In a small community on the east side, on Caribe Bight, is a nearly half-acre lot for $99,000. It has 100 feet of waterfront, with deep enough water to dock a large boat. There is a community dock, but you can build your own at your property. You can also snorkel and scuba dive just offshore. It’s perfect for boaters.
If you’re ready to go off-grid, you could check out some of the boat-access-only lots, especially on the east side. This is common on Roatán—just set up a well and rain catchment for water and solar panels for electric. A 0.96-acre lot, with 350 feet of waterfront in Jonesville, is available for $50,000. By comparison, a quarter-acre lot in an established development well inland in the Turks and Caicos’s main island, Providenciales, would set you back $149,000. That’s nearly three times the price for a lot barely one-quarter the size.

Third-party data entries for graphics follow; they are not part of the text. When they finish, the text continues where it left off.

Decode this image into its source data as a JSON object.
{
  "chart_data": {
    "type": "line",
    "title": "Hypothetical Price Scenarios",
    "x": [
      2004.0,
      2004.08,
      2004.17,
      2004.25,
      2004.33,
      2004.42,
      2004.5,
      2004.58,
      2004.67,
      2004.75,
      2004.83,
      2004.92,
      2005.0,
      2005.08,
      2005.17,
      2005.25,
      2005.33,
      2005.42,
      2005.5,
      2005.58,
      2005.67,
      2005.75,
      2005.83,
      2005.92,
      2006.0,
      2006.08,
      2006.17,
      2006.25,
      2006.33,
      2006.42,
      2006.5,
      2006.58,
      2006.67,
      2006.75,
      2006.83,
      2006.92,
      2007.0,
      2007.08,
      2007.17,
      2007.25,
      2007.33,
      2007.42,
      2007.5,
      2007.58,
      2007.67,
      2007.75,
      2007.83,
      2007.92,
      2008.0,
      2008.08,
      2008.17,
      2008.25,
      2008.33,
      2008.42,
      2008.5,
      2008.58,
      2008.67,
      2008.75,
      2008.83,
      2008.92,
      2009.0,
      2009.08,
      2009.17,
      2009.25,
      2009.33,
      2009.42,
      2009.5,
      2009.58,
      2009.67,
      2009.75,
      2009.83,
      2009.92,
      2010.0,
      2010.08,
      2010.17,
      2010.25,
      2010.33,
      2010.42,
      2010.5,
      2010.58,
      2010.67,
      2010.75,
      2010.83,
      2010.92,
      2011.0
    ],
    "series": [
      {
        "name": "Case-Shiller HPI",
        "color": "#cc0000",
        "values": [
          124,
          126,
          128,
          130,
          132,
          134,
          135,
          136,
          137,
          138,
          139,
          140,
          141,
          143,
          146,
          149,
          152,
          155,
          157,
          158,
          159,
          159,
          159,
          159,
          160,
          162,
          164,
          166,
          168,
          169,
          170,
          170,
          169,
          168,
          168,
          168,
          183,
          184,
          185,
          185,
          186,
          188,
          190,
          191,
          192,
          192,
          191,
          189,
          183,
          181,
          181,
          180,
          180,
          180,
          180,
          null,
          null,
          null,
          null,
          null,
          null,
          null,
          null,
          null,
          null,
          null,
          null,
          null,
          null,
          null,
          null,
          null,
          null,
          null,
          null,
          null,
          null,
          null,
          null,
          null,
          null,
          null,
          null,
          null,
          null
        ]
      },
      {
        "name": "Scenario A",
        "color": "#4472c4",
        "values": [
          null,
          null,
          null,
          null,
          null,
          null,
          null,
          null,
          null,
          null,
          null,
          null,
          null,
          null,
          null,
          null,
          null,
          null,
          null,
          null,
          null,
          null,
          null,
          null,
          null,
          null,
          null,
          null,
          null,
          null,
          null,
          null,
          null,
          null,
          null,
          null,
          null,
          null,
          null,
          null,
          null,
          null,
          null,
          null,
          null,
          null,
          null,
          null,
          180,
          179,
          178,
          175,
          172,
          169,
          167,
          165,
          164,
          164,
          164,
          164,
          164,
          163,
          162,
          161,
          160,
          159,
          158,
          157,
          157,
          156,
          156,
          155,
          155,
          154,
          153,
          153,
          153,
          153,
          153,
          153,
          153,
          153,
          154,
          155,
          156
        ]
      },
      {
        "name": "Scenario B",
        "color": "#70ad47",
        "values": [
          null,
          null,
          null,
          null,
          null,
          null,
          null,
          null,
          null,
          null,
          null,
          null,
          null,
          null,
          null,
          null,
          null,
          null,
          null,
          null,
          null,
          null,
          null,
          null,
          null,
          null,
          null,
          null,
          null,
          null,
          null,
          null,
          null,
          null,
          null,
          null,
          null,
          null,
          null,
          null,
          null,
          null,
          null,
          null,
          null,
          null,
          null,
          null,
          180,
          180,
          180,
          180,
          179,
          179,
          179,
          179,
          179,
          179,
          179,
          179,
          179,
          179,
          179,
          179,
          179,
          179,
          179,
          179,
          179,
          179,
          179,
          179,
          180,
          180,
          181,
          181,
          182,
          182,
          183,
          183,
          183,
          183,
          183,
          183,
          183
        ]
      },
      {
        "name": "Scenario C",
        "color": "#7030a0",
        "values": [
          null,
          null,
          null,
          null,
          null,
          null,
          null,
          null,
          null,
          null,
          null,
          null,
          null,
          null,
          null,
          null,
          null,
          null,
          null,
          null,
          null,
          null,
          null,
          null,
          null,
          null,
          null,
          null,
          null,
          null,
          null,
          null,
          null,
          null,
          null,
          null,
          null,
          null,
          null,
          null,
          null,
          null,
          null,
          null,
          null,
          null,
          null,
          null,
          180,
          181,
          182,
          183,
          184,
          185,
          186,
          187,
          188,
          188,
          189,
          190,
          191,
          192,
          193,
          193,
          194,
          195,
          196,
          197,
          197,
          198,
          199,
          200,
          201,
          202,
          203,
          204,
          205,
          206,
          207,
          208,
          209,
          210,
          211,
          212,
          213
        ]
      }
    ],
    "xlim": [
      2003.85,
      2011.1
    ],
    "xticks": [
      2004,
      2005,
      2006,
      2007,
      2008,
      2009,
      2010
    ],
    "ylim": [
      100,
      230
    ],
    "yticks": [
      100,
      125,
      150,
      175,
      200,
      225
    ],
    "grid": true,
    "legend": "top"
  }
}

You’ve got the land; then you have to build. There are skilled contractors on the island, but be sure to ask your expat neighbors for recommendations. You’ll pay $45 a square foot for a simple “island-style” home (think wood construction, small rooms, and simple kitchen) to $90 a square foot for North American-standard finishes like custom kitchen cabinets and a concrete block construction.
Bargain Caribbean Homes and Condos
There are also plenty of ready-to-move-in homes—built to North American standards. On the water, you can buy for under $200,000, although most are in the high $200,000s and up.

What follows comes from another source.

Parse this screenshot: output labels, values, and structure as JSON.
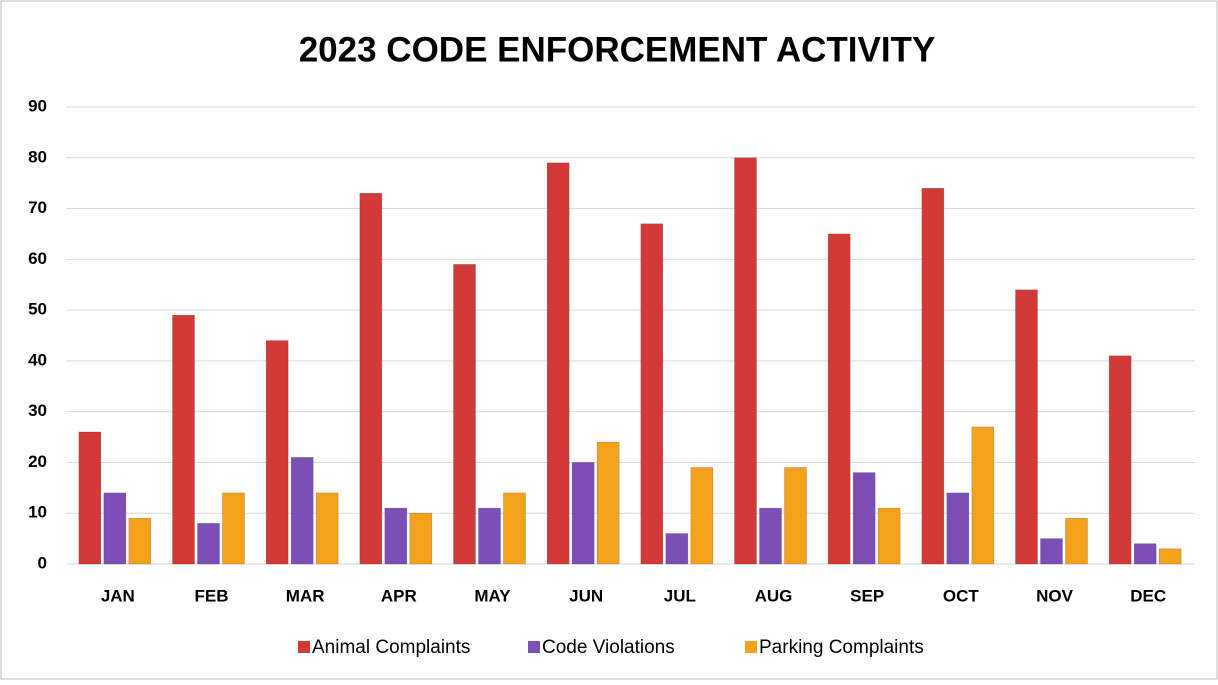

If you’d rather have a view, plenty of hillside or hilltop homes are also available. You’ll be surrounded by jungle, with a panoramic view of the Caribbean below and the reef that surrounds the island. A two-bedroom home near French Harbour, set on 1.25 acres filled with fruit trees (to make your own juices and smoothies), with a view of the sea from the large deck, is available for $199,950. See: JorgechavezonRoatan.com.
On the West End—you can walk to shops, restaurants, and beach bars but are far enough away that noise doesn’t become an issue—is a two-bedroom home in a resort community. It lists for $259,900. With daily rates hovering around $125, homes like this on the island’s western side usually prove to be the most lucrative vacation rentals. If you were to offer your place up for four months a year, it would leave you with a gross rental yield of 5.7%. See: Roatan-realestate.com.

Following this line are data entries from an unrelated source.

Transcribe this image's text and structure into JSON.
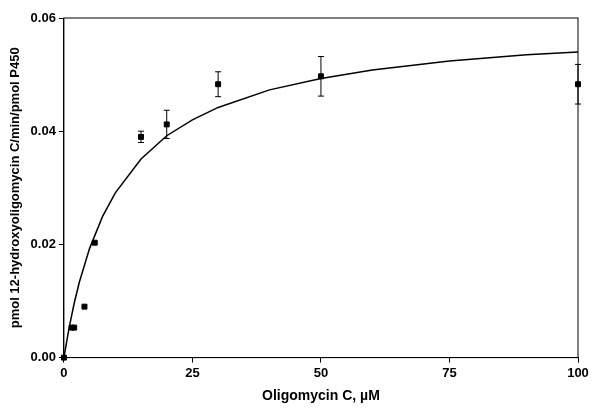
{
  "chart_data": {
    "type": "scatter",
    "x_label": "Oligomycin C, µM",
    "y_label": "pmol 12-hydroxyoligomycin C/min/pmol P450",
    "xlim": [
      0,
      100
    ],
    "xticks": [
      0,
      25,
      50,
      75,
      100
    ],
    "ylim": [
      0,
      0.06
    ],
    "yticks": [
      {
        "value": 0,
        "label": "0.00"
      },
      {
        "value": 0.02,
        "label": "0.02"
      },
      {
        "value": 0.04,
        "label": "0.04"
      },
      {
        "value": 0.06,
        "label": "0.06"
      }
    ],
    "grid": false,
    "series": [
      {
        "type": "scatter",
        "marker": "square",
        "color": "#000000",
        "x": [
          0,
          1.5,
          2,
          4,
          6,
          15,
          20,
          30,
          50,
          100
        ],
        "values": [
          0,
          0.0053,
          0.0053,
          0.009,
          0.0203,
          0.039,
          0.0412,
          0.0483,
          0.0497,
          0.0483
        ],
        "error": [
          null,
          null,
          null,
          null,
          null,
          0.001,
          0.0025,
          0.0022,
          0.0035,
          0.0035
        ]
      },
      {
        "type": "line",
        "line_style": "solid",
        "color": "#000000",
        "x": [
          0,
          1,
          2,
          3,
          5,
          7.5,
          10,
          15,
          20,
          25,
          30,
          40,
          50,
          60,
          75,
          90,
          100
        ],
        "values": [
          0,
          0.0052,
          0.0096,
          0.0133,
          0.0193,
          0.0249,
          0.0291,
          0.0351,
          0.0392,
          0.042,
          0.0442,
          0.0473,
          0.0493,
          0.0508,
          0.0524,
          0.0535,
          0.054
        ]
      }
    ]
  }
}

If you’d rather let someone else be responsible for outside maintenance and landscaping—and enjoy community amenities like a pool or restaurant—consider a condo. They’re available for under $170,000 for a one-bedroom unit on the beach. (Compare that to a typical unit on Grand Cayman for $262,000, and that’s not even waterfront.)
Right on West Bay beach, in a resort called Mayan Princess, is a one-bedroom condo that comes fully furnished. It’s available for $169,000. You have access to the pool and on-site restaurant. All that this area offers in the way of restaurants, cafés, and busy beach bars is a short stroll down the sand. And if you’re in the rental pool, which means you give up nine months out of the year to vacation renters, you can get free breakfast while you’re there, free airport pickup, a share of the total rental income, and an annual dividend—last year it was $2,000. See: Roatan-realestate.com.
Over in the heart of West End—a walkable area with restaurants, shops, and beach bars—is a two-bedroom condo for $179,000. It is the perfect property if you want plenty to do right out your front door. And your tenants would like it, too. If you tried a long-term arrangement for $800 a month, your gross rental yield would be 5.4%. See: Roatan-realestate.com.
With prices like these, Roatán is the place to buy if you want to realize your dream of a low-cost Caribbean retirement.